A 30ª Conferência das Nações Unidas sobre Mudanças Climáticas, que ocorre em Belém desde o dia 10 de novembro, transformou-se em um cenário de tensões políticas e operacionais que extrapolam as negociações climáticas. Enquanto o governo brasileiro tenta defender a organização do evento, críticas de segurança, infraestrutura e falta de representatividade expõem fragilidades na execução da conferência e acentuam contradições na postura ambiental do país.

As primeiras semanas do evento revelaram uma série de problemas que provocaram reação inédita da Organização das Nações Unidas. Após manifestantes invadirem a Blue Zone, a área restrita de negociação, na noite de terça-feira 11 de novembro, o secretário-executivo da Convenção-Quadro das Nações Unidas sobre Mudanças do Clima, Simon Stiell, enviou carta formal ao governo brasileiro denunciando vulnerabilidades graves de segurança, incluindo portas sem proteção adequada, efetivo insuficiente e ausência de garantias de resposta às invasões. O documento descreveu a situação como “grave violação da estrutura de segurança estabelecida”.

Além dos problemas de segurança, a ONU apontou dificuldades operacionais consideradas atípicas para um evento dessa magnitude: falhas na refrigeração dos pavilhões, falta de água em banheiros, altas temperaturas e ar-condicionado inadequado. Delegações também relataram vazamentos de água em diferentes áreas da conferência. Em resposta, a Casa Civil rebateu algumas acusações, afirmando que novos aparelhos de ar-condicionado foram instalados e que o governo ampliou espaços de segurança e reforçou perímetros com gradis e barreiras metálicas.

A infraestrutura precária de Belém, porém, transcende os pavilhões da COP. Jornalistas estrangeiros foram assaltados no centro da capital, episódio que ganhou repercussão internacional e questionou a capacidade da cidade de hospedar evento de tal envergadura. Apesar de obras terem sido entregues, lideranças locais denunciaram baixa qualidade: asfalto que cedeu em regiões centrais, transporte público insuficiente, hotéis com preços elevados e serviços sobrecarregados. O deputado estadual Rogério Barra publicou vídeos mostrando falhas estruturais na região do Parque Linear da Nova Doca, com a frase: “Prometeram legado da COP 30, entregaram vergonha pra Belém”.

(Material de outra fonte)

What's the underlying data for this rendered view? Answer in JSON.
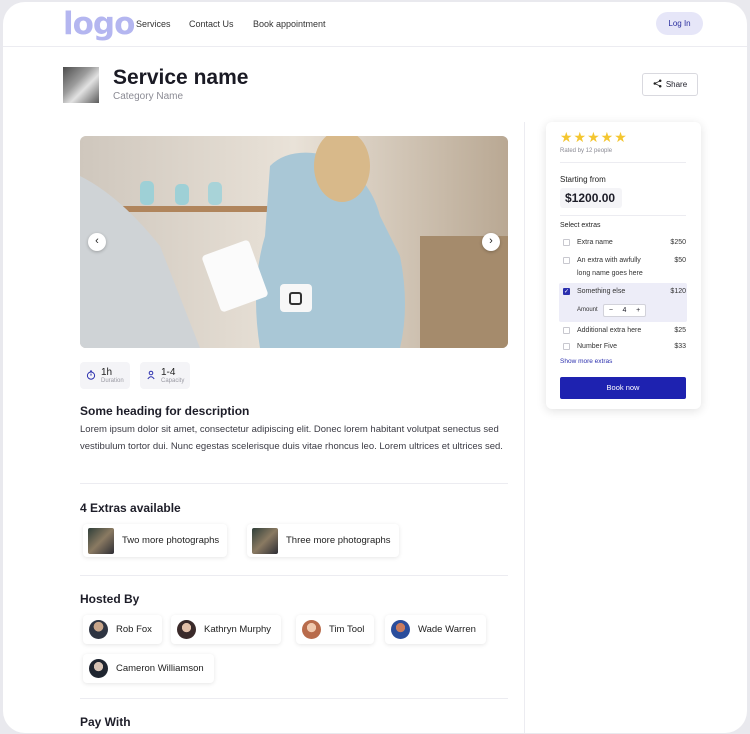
{
  "nav": {
    "logo": "logo",
    "links": [
      "Services",
      "Contact Us",
      "Book appointment"
    ],
    "login": "Log In"
  },
  "header": {
    "title": "Service name",
    "category": "Category Name",
    "share": "Share"
  },
  "stats": {
    "duration_value": "1h",
    "duration_label": "Duration",
    "capacity_value": "1-4",
    "capacity_label": "Capacity"
  },
  "description": {
    "heading": "Some heading for description",
    "text": "Lorem ipsum dolor sit amet, consectetur adipiscing elit. Donec lorem habitant volutpat senectus sed vestibulum tortor dui. Nunc egestas scelerisque duis vitae rhoncus leo. Lorem ultrices et ultrices sed."
  },
  "extras_section": {
    "heading": "4 Extras available",
    "items": [
      "Two more photographs",
      "Three more photographs"
    ]
  },
  "hosted": {
    "heading": "Hosted By",
    "hosts": [
      "Rob Fox",
      "Kathryn Murphy",
      "Tim Tool",
      "Wade Warren",
      "Cameron Williamson"
    ]
  },
  "pay": {
    "heading": "Pay With"
  },
  "booking": {
    "stars": "★★★★★",
    "rating": 5,
    "rated_by": "Rated by 12 people",
    "starting_from": "Starting from",
    "price": "$1200.00",
    "select_extras": "Select extras",
    "extras": [
      {
        "name": "Extra name",
        "price": "$250",
        "checked": false
      },
      {
        "name": "An extra with awfully long name goes here",
        "price": "$50",
        "checked": false
      },
      {
        "name": "Something else",
        "price": "$120",
        "checked": true
      },
      {
        "name": "Additional extra here",
        "price": "$25",
        "checked": false
      },
      {
        "name": "Number Five",
        "price": "$33",
        "checked": false
      }
    ],
    "amount_label": "Amount",
    "amount_value": "4",
    "minus": "−",
    "plus": "+",
    "show_more": "Show more extras",
    "book_now": "Book now"
  },
  "colors": {
    "accent": "#1e22b0",
    "star": "#f4c630",
    "login_bg": "#e6e6f8"
  }
}
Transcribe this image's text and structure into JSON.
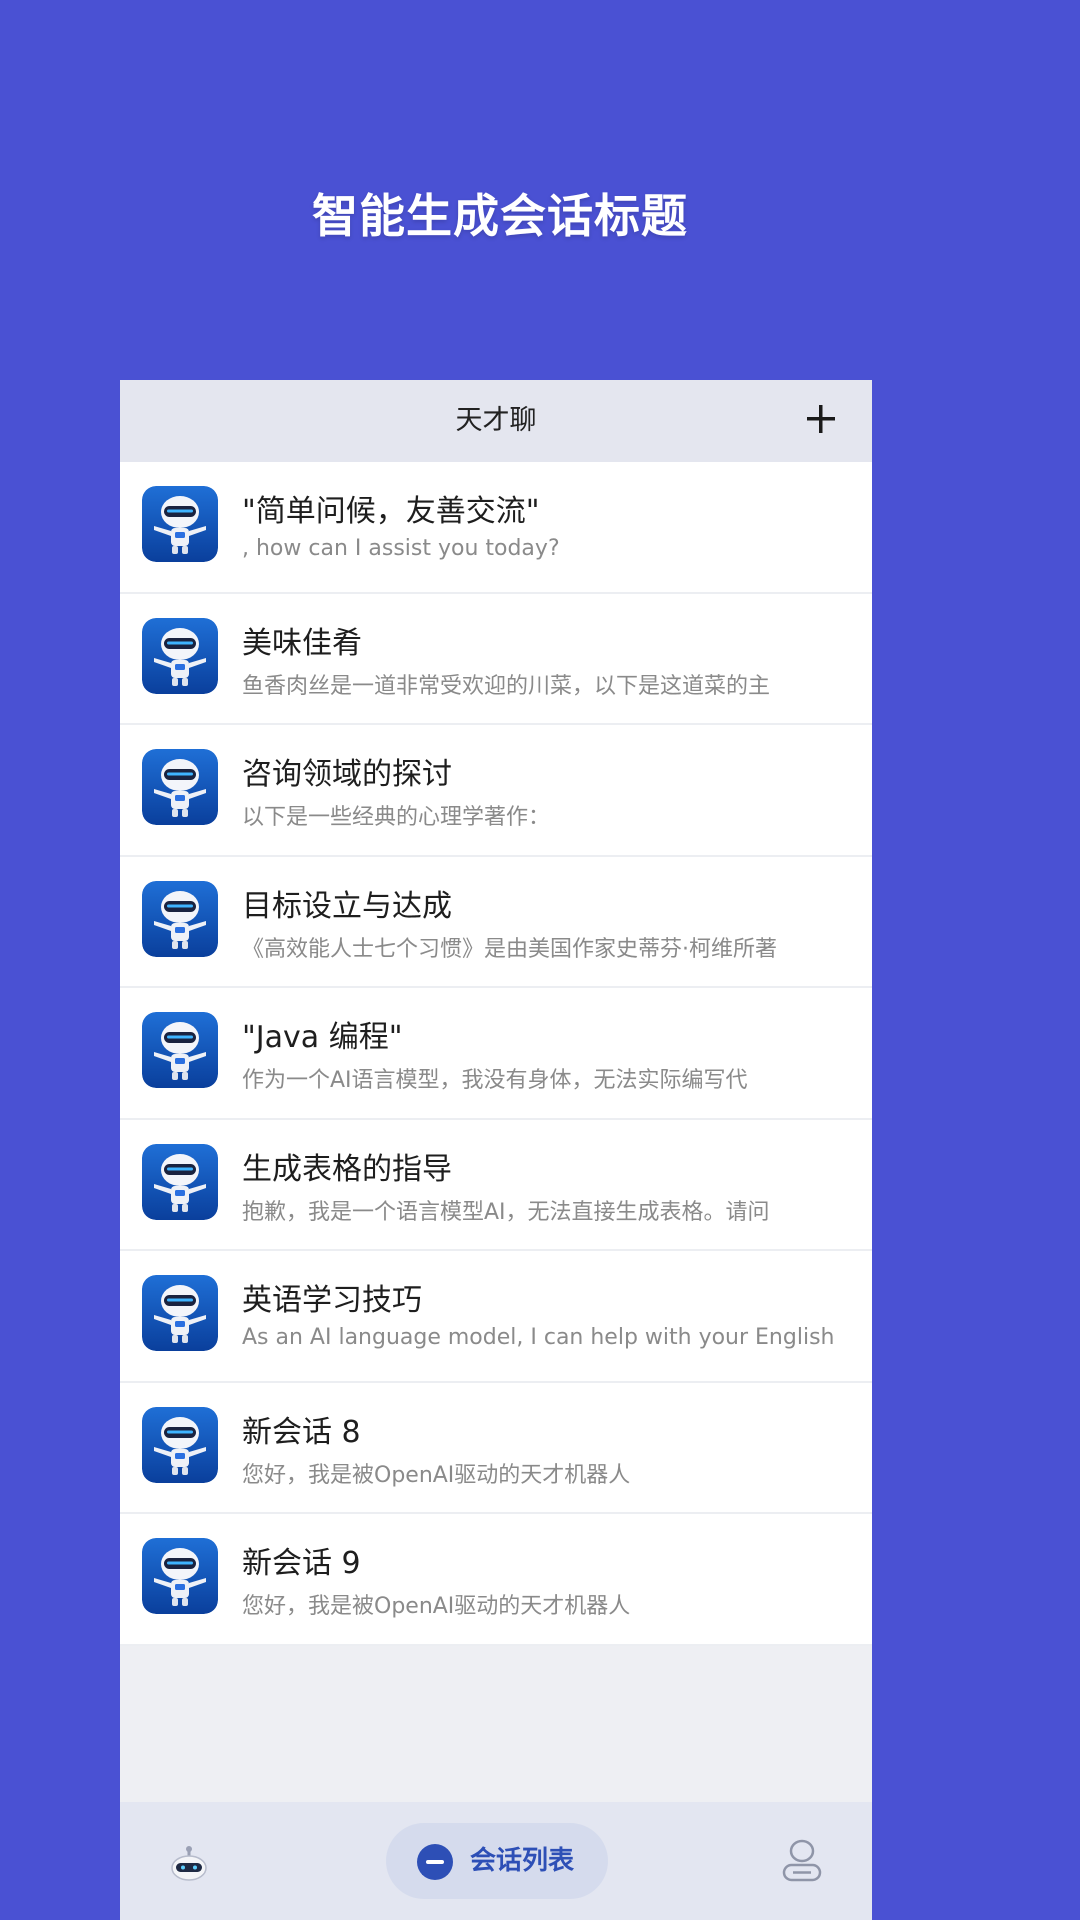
{
  "banner": {
    "headline": "智能生成会话标题"
  },
  "app": {
    "title": "天才聊",
    "add_icon": "plus-icon"
  },
  "colors": {
    "background": "#4a51d3",
    "accent": "#2d4fb6"
  },
  "conversations": [
    {
      "title": "\"简单问候，友善交流\"",
      "preview": ", how can I assist you today?"
    },
    {
      "title": "美味佳肴",
      "preview": "鱼香肉丝是一道非常受欢迎的川菜，以下是这道菜的主"
    },
    {
      "title": "咨询领域的探讨",
      "preview": "以下是一些经典的心理学著作："
    },
    {
      "title": "目标设立与达成",
      "preview": "《高效能人士七个习惯》是由美国作家史蒂芬·柯维所著"
    },
    {
      "title": "\"Java 编程\"",
      "preview": "作为一个AI语言模型，我没有身体，无法实际编写代"
    },
    {
      "title": "生成表格的指导",
      "preview": "抱歉，我是一个语言模型AI，无法直接生成表格。请问"
    },
    {
      "title": "英语学习技巧",
      "preview": "As an AI language model, I can help with your English"
    },
    {
      "title": "新会话 8",
      "preview": "您好，我是被OpenAI驱动的天才机器人"
    },
    {
      "title": "新会话 9",
      "preview": "您好，我是被OpenAI驱动的天才机器人"
    }
  ],
  "tabbar": {
    "bot_icon": "robot-icon",
    "active_label": "会话列表",
    "active_icon": "chat-bubble-icon",
    "profile_icon": "user-icon"
  }
}
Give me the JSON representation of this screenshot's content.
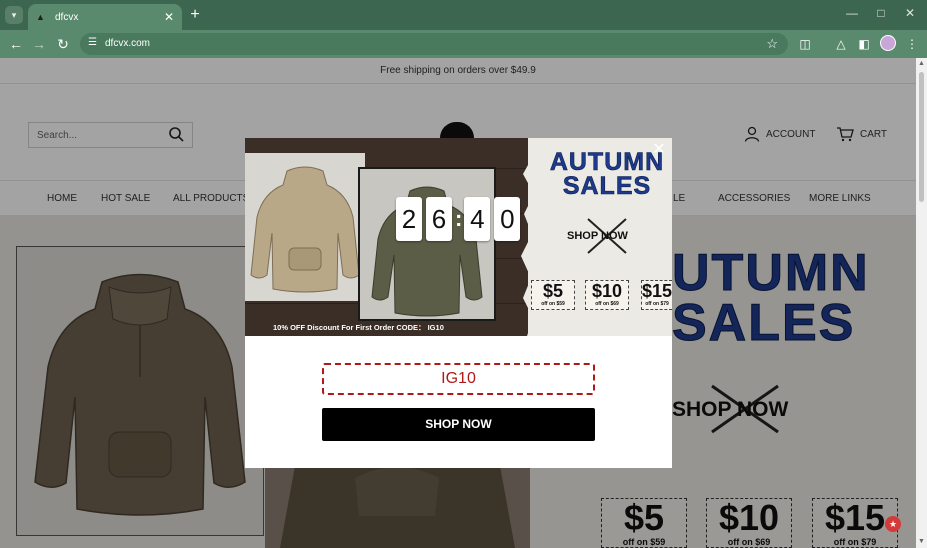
{
  "browser": {
    "tab_title": "dfcvx",
    "url": "dfcvx.com",
    "icons": [
      "tab-search-icon",
      "new-tab-icon",
      "back-icon",
      "forward-icon",
      "reload-icon",
      "site-info-icon",
      "bookmark-star-icon",
      "extensions-icon",
      "labs-icon",
      "side-panel-icon",
      "profile-avatar",
      "menu-kebab-icon",
      "minimize-icon",
      "maximize-icon",
      "window-close-icon"
    ]
  },
  "site": {
    "announcement": "Free shipping on orders over $49.9",
    "search_placeholder": "Search...",
    "account_label": "ACCOUNT",
    "cart_label": "CART",
    "menu": [
      "HOME",
      "HOT SALE",
      "ALL PRODUCTS",
      "LE",
      "ACCESSORIES",
      "MORE LINKS"
    ],
    "hero": {
      "title": "AUTUMN SALES",
      "title_visible": "UTUMN",
      "title_line2": "SALES",
      "shop_now": "SHOP NOW",
      "coupons": [
        {
          "amount": "$5",
          "condition": "off on $59",
          "side": "$5"
        },
        {
          "amount": "$10",
          "condition": "off on $69",
          "side": "$10"
        },
        {
          "amount": "$15",
          "condition": "off on $79",
          "side": "$15"
        }
      ]
    }
  },
  "popup": {
    "banner_title_line1": "AUTUMN",
    "banner_title_line2": "SALES",
    "banner_shop_now": "SHOP NOW",
    "banner_coupons": [
      {
        "amount": "$5",
        "condition": "off on $59"
      },
      {
        "amount": "$10",
        "condition": "off on $69"
      },
      {
        "amount": "$15",
        "condition": "off on $79"
      }
    ],
    "promo_text": "10% OFF Discount For First Order CODE： IG10",
    "timer_digits": [
      "2",
      "6",
      "4",
      "0"
    ],
    "code": "IG10",
    "cta_label": "SHOP NOW"
  },
  "colors": {
    "chrome_dark": "#3d6650",
    "chrome_light": "#5a8a6e",
    "autumn_blue": "#1e3a8c",
    "code_red": "#b01818",
    "cta_black": "#000000"
  }
}
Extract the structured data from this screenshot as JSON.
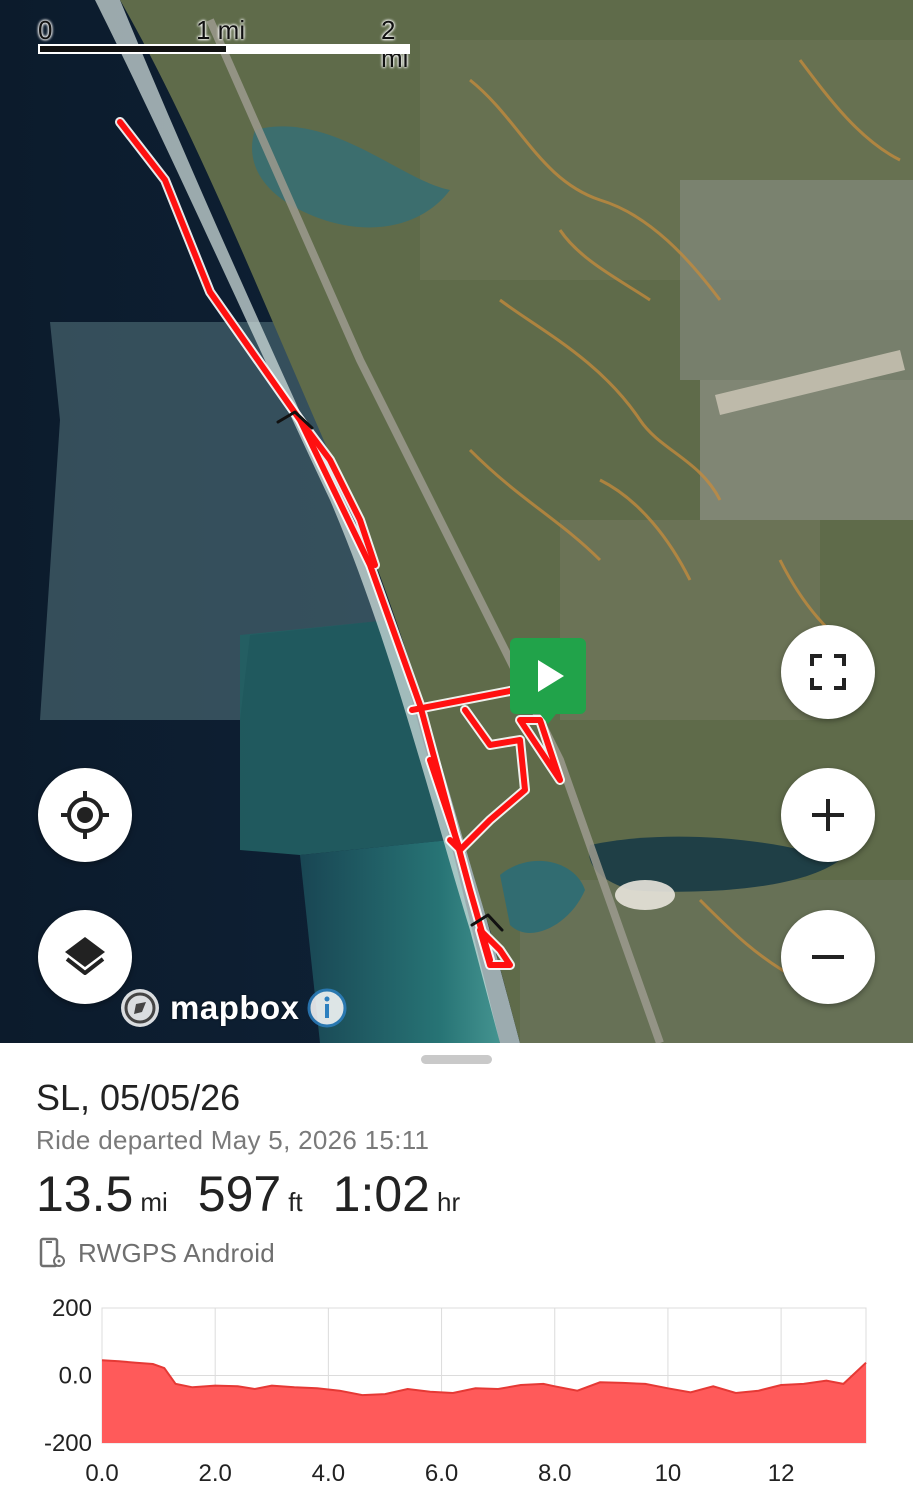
{
  "map": {
    "scale": {
      "labels": [
        "0",
        "1 mi",
        "2 mi"
      ]
    },
    "attribution": {
      "brand": "mapbox"
    },
    "colors": {
      "route": "#ff0000",
      "start": "#21a34a",
      "ocean_deep": "#0e2235",
      "ocean_shallow": "#1f6b70",
      "land": "#5b6a45"
    },
    "controls": [
      "locate-button",
      "layers-button",
      "fullscreen-button",
      "zoom-in-button",
      "zoom-out-button"
    ]
  },
  "ride": {
    "title": "SL, 05/05/26",
    "subtitle": "Ride departed May 5, 2026 15:11",
    "distance": "13.5",
    "distance_unit": "mi",
    "elevation": "597",
    "elevation_unit": "ft",
    "duration": "1:02",
    "duration_unit": "hr",
    "device": "RWGPS Android"
  },
  "chart_data": {
    "type": "area",
    "color": "#ff5a5a",
    "x": [
      0,
      0.3,
      0.6,
      0.9,
      1.1,
      1.3,
      1.6,
      2.0,
      2.4,
      2.7,
      3.0,
      3.4,
      3.8,
      4.2,
      4.6,
      5.0,
      5.4,
      5.8,
      6.2,
      6.6,
      7.0,
      7.4,
      7.8,
      8.0,
      8.4,
      8.8,
      9.2,
      9.6,
      10.0,
      10.4,
      10.8,
      11.2,
      11.6,
      12.0,
      12.4,
      12.8,
      13.1,
      13.5
    ],
    "y": [
      45,
      42,
      38,
      34,
      22,
      -25,
      -35,
      -30,
      -32,
      -40,
      -30,
      -35,
      -38,
      -45,
      -58,
      -55,
      -40,
      -48,
      -52,
      -38,
      -40,
      -28,
      -25,
      -32,
      -45,
      -20,
      -22,
      -25,
      -38,
      -50,
      -32,
      -52,
      -45,
      -28,
      -25,
      -15,
      -25,
      38
    ],
    "xticks": [
      "0.0",
      "2.0",
      "4.0",
      "6.0",
      "8.0",
      "10",
      "12"
    ],
    "xtick_values": [
      0,
      2,
      4,
      6,
      8,
      10,
      12
    ],
    "yticks": [
      "200",
      "0.0",
      "-200"
    ],
    "ytick_values": [
      200,
      0,
      -200
    ],
    "xlim": [
      0,
      13.5
    ],
    "ylim": [
      -200,
      200
    ],
    "grid": true
  }
}
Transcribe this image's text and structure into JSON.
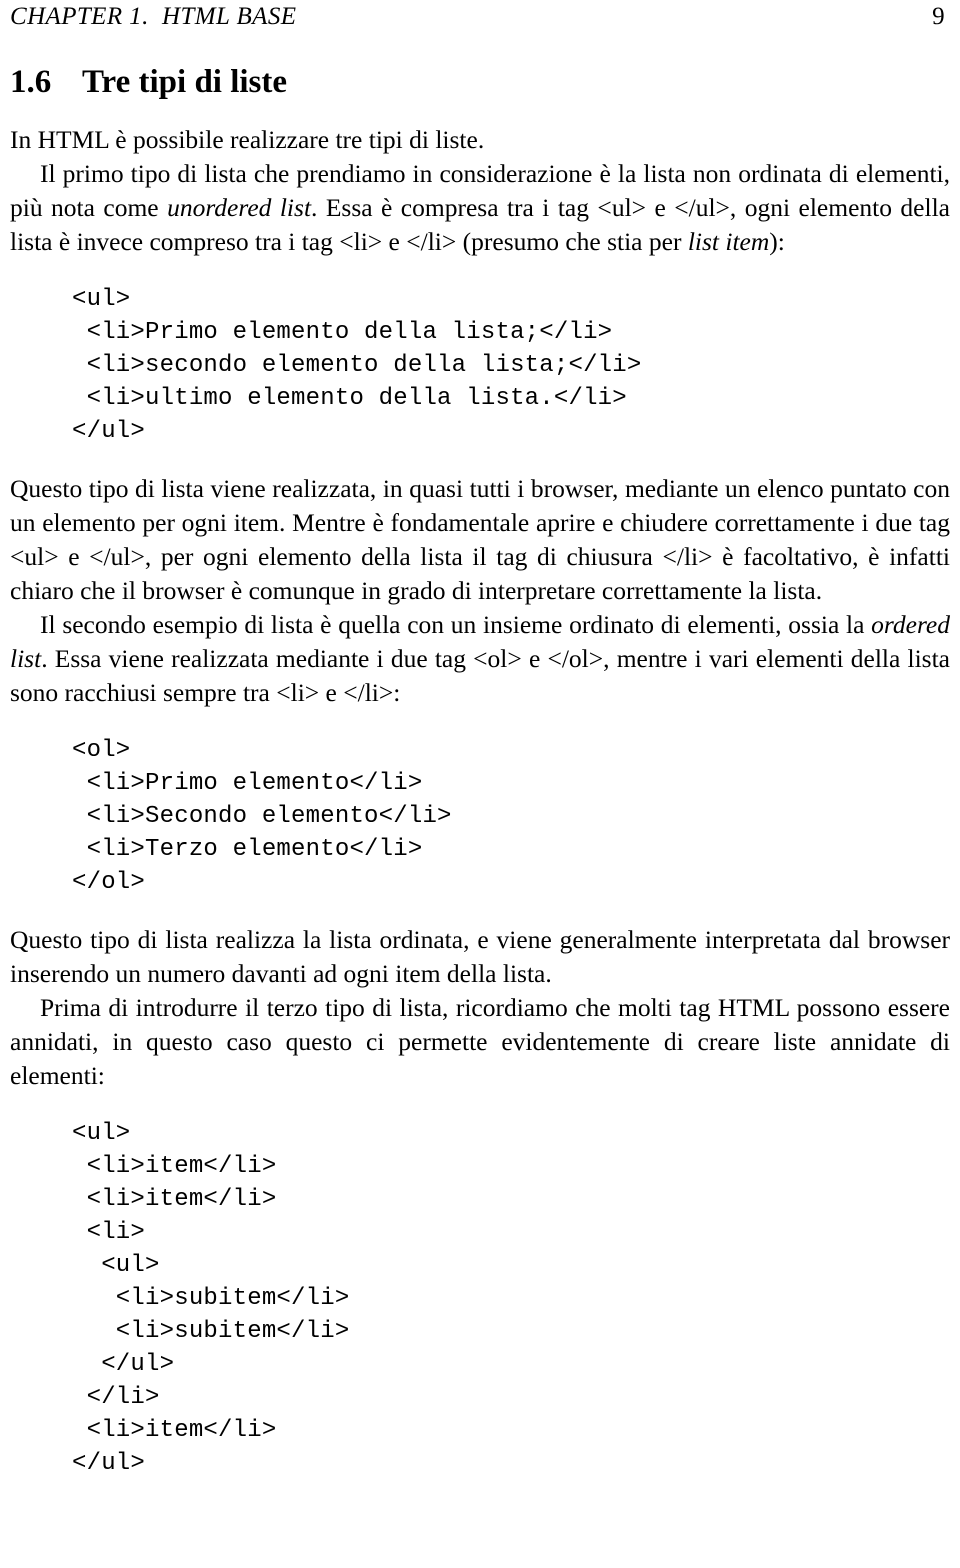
{
  "header": {
    "chapter_label": "CHAPTER 1.  HTML BASE",
    "page_number": "9"
  },
  "section": {
    "number": "1.6",
    "title": "Tre tipi di liste"
  },
  "paragraphs": {
    "p1": "In HTML è possibile realizzare tre tipi di liste.",
    "p2_part1": "Il primo tipo di lista che prendiamo in considerazione è la lista non ordinata di elementi, più nota come ",
    "p2_em1": "unordered list",
    "p2_part2": ". Essa è compresa tra i tag <ul> e </ul>, ogni elemento della lista è invece compreso tra i tag <li> e </li> (presumo che stia per ",
    "p2_em2": "list item",
    "p2_part3": "):",
    "p3": "Questo tipo di lista viene realizzata, in quasi tutti i browser, mediante un elenco puntato con un elemento per ogni item. Mentre è fondamentale aprire e chiudere correttamente i due tag <ul> e </ul>, per ogni elemento della lista il tag di chiusura </li> è facoltativo, è infatti chiaro che il browser è comunque in grado di interpretare correttamente la lista.",
    "p4_part1": "Il secondo esempio di lista è quella con un insieme ordinato di elementi, ossia la ",
    "p4_em1": "ordered list",
    "p4_part2": ". Essa viene realizzata mediante i due tag <ol> e </ol>, mentre i vari elementi della lista sono racchiusi sempre tra <li> e </li>:",
    "p5": "Questo tipo di lista realizza la lista ordinata, e viene generalmente interpretata dal browser inserendo un numero davanti ad ogni item della lista.",
    "p6": "Prima di introdurre il terzo tipo di lista, ricordiamo che molti tag HTML possono essere annidati, in questo caso questo ci permette evidentemente di creare liste annidate di elementi:"
  },
  "code_blocks": {
    "unordered_list": "<ul>\n <li>Primo elemento della lista;</li>\n <li>secondo elemento della lista;</li>\n <li>ultimo elemento della lista.</li>\n</ul>",
    "ordered_list": "<ol>\n <li>Primo elemento</li>\n <li>Secondo elemento</li>\n <li>Terzo elemento</li>\n</ol>",
    "nested_list": "<ul>\n <li>item</li>\n <li>item</li>\n <li>\n  <ul>\n   <li>subitem</li>\n   <li>subitem</li>\n  </ul>\n </li>\n <li>item</li>\n</ul>"
  },
  "colors": {
    "text": "#000000",
    "background": "#ffffff"
  }
}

Esses problemas logísticos e de segurança tornaram-se um dos principais focos de desgaste para o presidente Luiz Inácio Lula da Silva, que desde sua campanha prometeu protagonismo internacional em questões ambientais e planejava fazer da COP30 um marco da diplomacia verde brasileira. A intenção era colocar a Amazônia no centro do debate global, mas a realidade revelou contradições que comprometem a credibilidade do discurso oficial.

Gabriel Amaral, especialista em conferências climáticas, avalia que a infraestrutura deficiente transmite uma leitura imediata de fragilidade institucional. “Quando um país recebe um evento como a COP, o que está em jogo não é apenas logística, é reputação. Se a cidade transmite improviso e desorganização, a mensagem que fica é de fragilidade institucional”, explica. Ele também destaca que as dificuldades de acesso e os altos custos de participação prejudicam a representatividade, deixando de fora justamente os atores que deveriam estar no centro das discussões: comunidades amazônicas, organizações territoriais, pesquisadores locais e jovens lideranças.

A ausência de representatividade popular é particularmente evidente quando se observa a organização paralela da Cúpula dos Povos, evento que reúne cerca de 1,3 mil movimentos sociais, redes e organizações populares de todo o mundo até o dia 16 de novembro na Universidade Federal do Pará. O evento foi criado como resposta concreta ao que seus organizadores chamam de inércia e falta de compromisso das COPs oficiais. Esperava-se que mais de 30 mil pessoas passassem pela Cúpula, construída para constranger a COP30 e expor a omissão de países na tomada de decisão climática. Ayala Ferreira, integrante da comissão organizadora e do Movimento dos Trabalhadores Rurais sem Terra, afirmou que a mobilização representa um levante da classe trabalhadora em resposta aos desafios postos pela conferência oficial.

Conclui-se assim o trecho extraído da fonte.